One of the most common misconceptions when people come into the store is that Rosés are always sweet, and white zinfandel is to blame. I’m not trying to give white zinfandel a bad rap it, like all wines, has its place. However, it has taken away from the Rosé market in my opinion as there are plenty of suitable Rosés for the dry wine drinker that go overlooked.
Rosé wine is believed to be one of the first types of wine produced, it would have been considered a red wine at the time because the winemakers of old did not practice the methods used to produce the deep red hue associated with reds today. Most grapes, even those used to produce the driest reds, have clear juice so all of the color comes from contact with the skin. There are many different ways to get this color if you want more information you can google it like I did. The most common method is to press red wine grapes after very short amount of contact with the skins. The shorter maceration time produces the pink color Rosés are known for.
Rosés also have many different flavor profiles. The flavor can vary so much because of the different grapes used as well as being produced in different regions by differing methods. For example a Rosé produced using Pinot Noir grapes in Oregon will taste much different than a Rosé made in Provence using GSM( a blend of Grenache, Syrah and Mourvedre.) Speaking of Provence it is a region in France that produces exclusively Rosé and is known for some of the best Rosé on the market today.
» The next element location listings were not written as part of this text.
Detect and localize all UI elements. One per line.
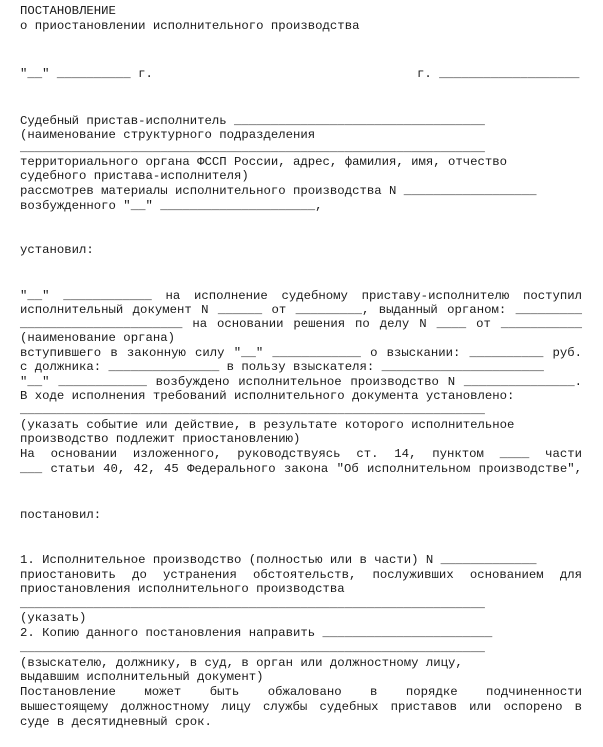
resolved-line: выдавшим исполнительный документ) (20, 670, 264, 684)
established-line: "__" ____________ возбуждено исполнительное производство N _______________. (20, 375, 582, 389)
intro-line: _______________________________________________________________ (20, 141, 485, 155)
resolved-line: _______________________________________________________________ (20, 597, 485, 611)
resolved-line: вышестоящему должностному лицу службы судебных приставов или оспорено в (20, 700, 582, 714)
intro-line: территориального органа ФССП России, адрес, фамилия, имя, отчество (20, 155, 508, 169)
doc-title: ПОСТАНОВЛЕНИЕ (20, 4, 116, 18)
established-line: ___ статьи 40, 42, 45 Федерального закона "Об исполнительном производстве", (20, 462, 582, 476)
resolved-line: суде в десятидневный срок. (20, 715, 212, 729)
intro-line: Судебный пристав-исполнитель __________________________________ (20, 114, 485, 128)
established-heading: установил: (20, 243, 94, 257)
date-line: "__" __________ г. (20, 67, 153, 81)
established-line: (указать событие или действие, в результате которого исполнительное (20, 418, 515, 432)
intro-line: (наименование структурного подразделения (20, 128, 316, 142)
intro-line: рассмотрев материалы исполнительного производства N __________________ (20, 184, 537, 198)
resolved-line: приостановить до устранения обстоятельств, послуживших основанием для (20, 568, 582, 582)
resolved-line: 2. Копию данного постановления направить _______________________ (20, 626, 493, 640)
established-line: _______________________________________________________________ (20, 403, 485, 417)
resolved-line: (указать) (20, 611, 87, 625)
established-line: производство подлежит приостановлению) (20, 432, 301, 446)
established-line: исполнительный документ N ______ от _________, выданный органом: _________ (20, 303, 582, 317)
established-line: с должника: _______________ в пользу взыскателя: ______________________ (20, 360, 544, 374)
established-line: "__" ____________ на исполнение судебному приставу-исполнителю поступил (20, 289, 582, 303)
resolved-line: (взыскателю, должнику, в суд, в орган или должностному лицу, (20, 656, 463, 670)
established-line: На основании изложенного, руководствуясь ст. 14, пунктом ____ части (20, 447, 582, 461)
resolved-heading: постановил: (20, 508, 102, 522)
established-line: В ходе исполнения требований исполнительного документа установлено: (20, 389, 515, 403)
resolved-line: Постановление может быть обжаловано в порядке подчиненности (20, 685, 582, 699)
resolved-line: _______________________________________________________________ (20, 641, 485, 655)
intro-line: судебного пристава-исполнителя) (20, 169, 249, 183)
established-line: ______________________ на основании решения по делу N ____ от ___________ (20, 317, 582, 331)
established-line: вступившего в законную силу "__" ____________ о взыскании: __________ руб. (20, 346, 582, 360)
established-line: (наименование органа) (20, 331, 175, 345)
resolved-line: 1. Исполнительное производство (полностью или в части) N _____________ (20, 553, 537, 567)
resolved-line: приостановления исполнительного производства (20, 582, 345, 596)
place-line: г. ___________________ (417, 67, 580, 81)
intro-line: возбужденного "__" _____________________, (20, 199, 323, 213)
doc-subtitle: о приостановлении исполнительного производства (20, 19, 360, 33)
Rosé is a very popular wine for summer because they are usually served chilled. They provide a crisp refreshing taste on a warm summer day without being too sweet. Below is a table of select Rosés that we stock at Cavalier try one or try them all, and don’t forget to use the coupon featured in this months newsletter
Ten Roses to try at Cavalier Wines and Spirits
|Archery Summit Vireton Rosé- Oregon- $24.99||La Chasse Prestige Rosé-France- $13.99|
|Sheldrake Dry Rosé-New York- $12.99||DMZ Cabernet Rosé-South Africa- $10.99|
|Jean Luc Columbo-France- $11.99||Vino Rosé- Washington- $13.99|
|Michael Torino Rosé-Argentina- $9.99||Chateau Beaulieu- Provence- $12.99|
|Sterling Vitners Rosé-California- $9.99||Subito Sangiovese Rubicone-Italy- $9.99|
I have only tried a few of the wines in the table above but look forward to trying them all. The Sheldrake point stands out among the Rosés that I have tried so i recommend starting there, it’s also a New York State wine which is a nice bonus. Another was the Archery Summit at first I was tentative because of the higher price tag, but I followed through and it provided a refreshing twist when paired with turkey for Thanksgiving.